Сначала мы разучили самые основные приемы и захваты и отточили подсечки, запомнили важнейшие болевые точки и наиболее эффективные методы воздействия. Мы штудировали учебники и каждое занятие на манекене показывали, куда лучше бить, если хочешь просто причинить боль, куда — чтобы довести человека до истерики, а в каком месте человек не почувствует вообще ничего.

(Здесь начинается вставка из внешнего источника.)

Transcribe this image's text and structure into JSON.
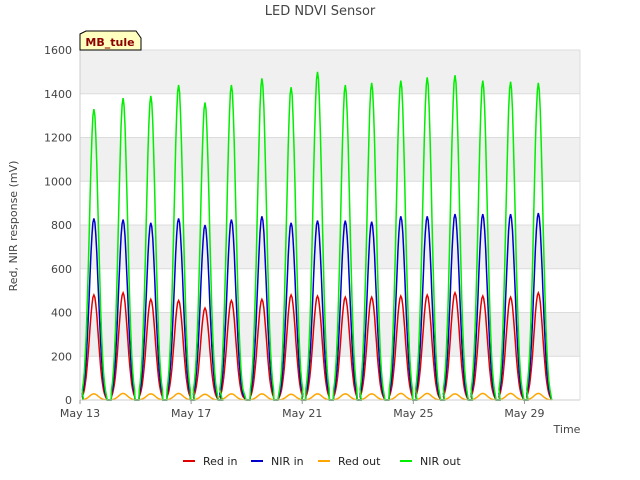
{
  "chart_data": {
    "type": "line",
    "title": "LED NDVI Sensor",
    "xlabel": "Time",
    "ylabel": "Red, NIR response (mV)",
    "ylim": [
      0,
      1600
    ],
    "xlim": [
      0,
      18
    ],
    "yticks": [
      0,
      200,
      400,
      600,
      800,
      1000,
      1200,
      1400,
      1600
    ],
    "xticks": [
      {
        "x": 0,
        "label": "May 13"
      },
      {
        "x": 4,
        "label": "May 17"
      },
      {
        "x": 8,
        "label": "May 21"
      },
      {
        "x": 12,
        "label": "May 25"
      },
      {
        "x": 16,
        "label": "May 29"
      }
    ],
    "badge": "MB_tule",
    "grid": true,
    "legend_position": "bottom",
    "daily_peak_offset": [
      0.5,
      0.55,
      0.55,
      0.55,
      0.5,
      0.45,
      0.55,
      0.6,
      0.55,
      0.55,
      0.5,
      0.55,
      0.5,
      0.5,
      0.5,
      0.5,
      0.5
    ],
    "series": [
      {
        "name": "Red in",
        "color": "#e00000",
        "daily_peaks": [
          480,
          490,
          460,
          455,
          420,
          455,
          460,
          480,
          475,
          470,
          470,
          475,
          480,
          490,
          475,
          470,
          490
        ]
      },
      {
        "name": "NIR in",
        "color": "#0000cc",
        "daily_peaks": [
          830,
          825,
          810,
          830,
          800,
          825,
          840,
          810,
          820,
          820,
          815,
          840,
          840,
          850,
          850,
          850,
          855
        ]
      },
      {
        "name": "Red out",
        "color": "#ffa500",
        "daily_peaks": [
          28,
          30,
          28,
          30,
          26,
          28,
          28,
          26,
          28,
          28,
          28,
          30,
          30,
          28,
          30,
          30,
          30
        ]
      },
      {
        "name": "NIR out",
        "color": "#00ee00",
        "daily_peaks": [
          1330,
          1380,
          1390,
          1440,
          1360,
          1440,
          1470,
          1430,
          1500,
          1440,
          1450,
          1460,
          1475,
          1485,
          1460,
          1455,
          1450
        ]
      }
    ]
  }
}
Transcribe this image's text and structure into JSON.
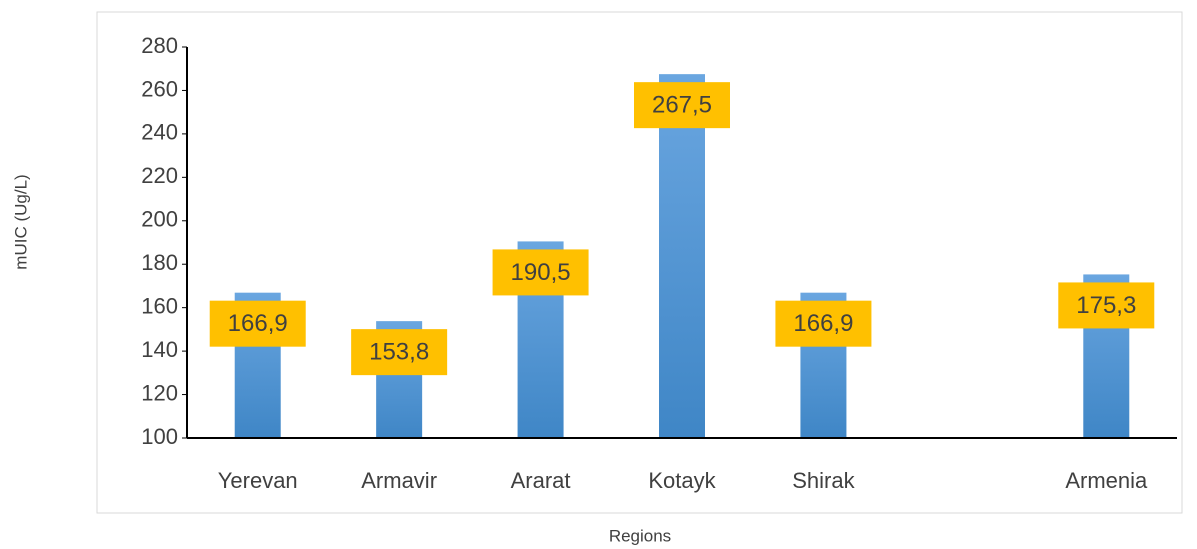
{
  "chart_data": {
    "type": "bar",
    "categories": [
      "Yerevan",
      "Armavir",
      "Ararat",
      "Kotayk",
      "Shirak",
      null,
      "Armenia"
    ],
    "values": [
      166.9,
      153.8,
      190.5,
      267.5,
      166.9,
      null,
      175.3
    ],
    "value_labels": [
      "166,9",
      "153,8",
      "190,5",
      "267,5",
      "166,9",
      null,
      "175,3"
    ],
    "color": "#5b9bd5",
    "label_color": "#ffc000",
    "ylim": [
      100,
      280
    ],
    "yticks": [
      100,
      120,
      140,
      160,
      180,
      200,
      220,
      240,
      260,
      280
    ],
    "y_label": "mUIC (Ug/L)",
    "x_label": "Regions",
    "grid": false
  }
}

Потом нам выдали деревянные палочки — длинные и плотные продолговатые тросточки, которые изображали оружие. Иногда они играли роль ножей, иногда — обычных палок, которые легко было раздобыть на улице для любой уличной драки. Но что бы они ни заменяли, синяки от них оставались одинаковыми у всех — крупными, темными и жутко больными. На них даже смотреть было страшно, а наставники заставляли нас мазать их, чтобы быстрее прошли, надавливая на контуры больного места. Девочки плакали, и тогда наставники давили сильнее, говоря, что мы — сильнее этой боли, что она не должна нам мешать. Я не плакала, наверное, только чудом. Не знаю, что позволяло мне держаться, но я закусывала губы и стоически терпела садистские прикосновения чужих рук.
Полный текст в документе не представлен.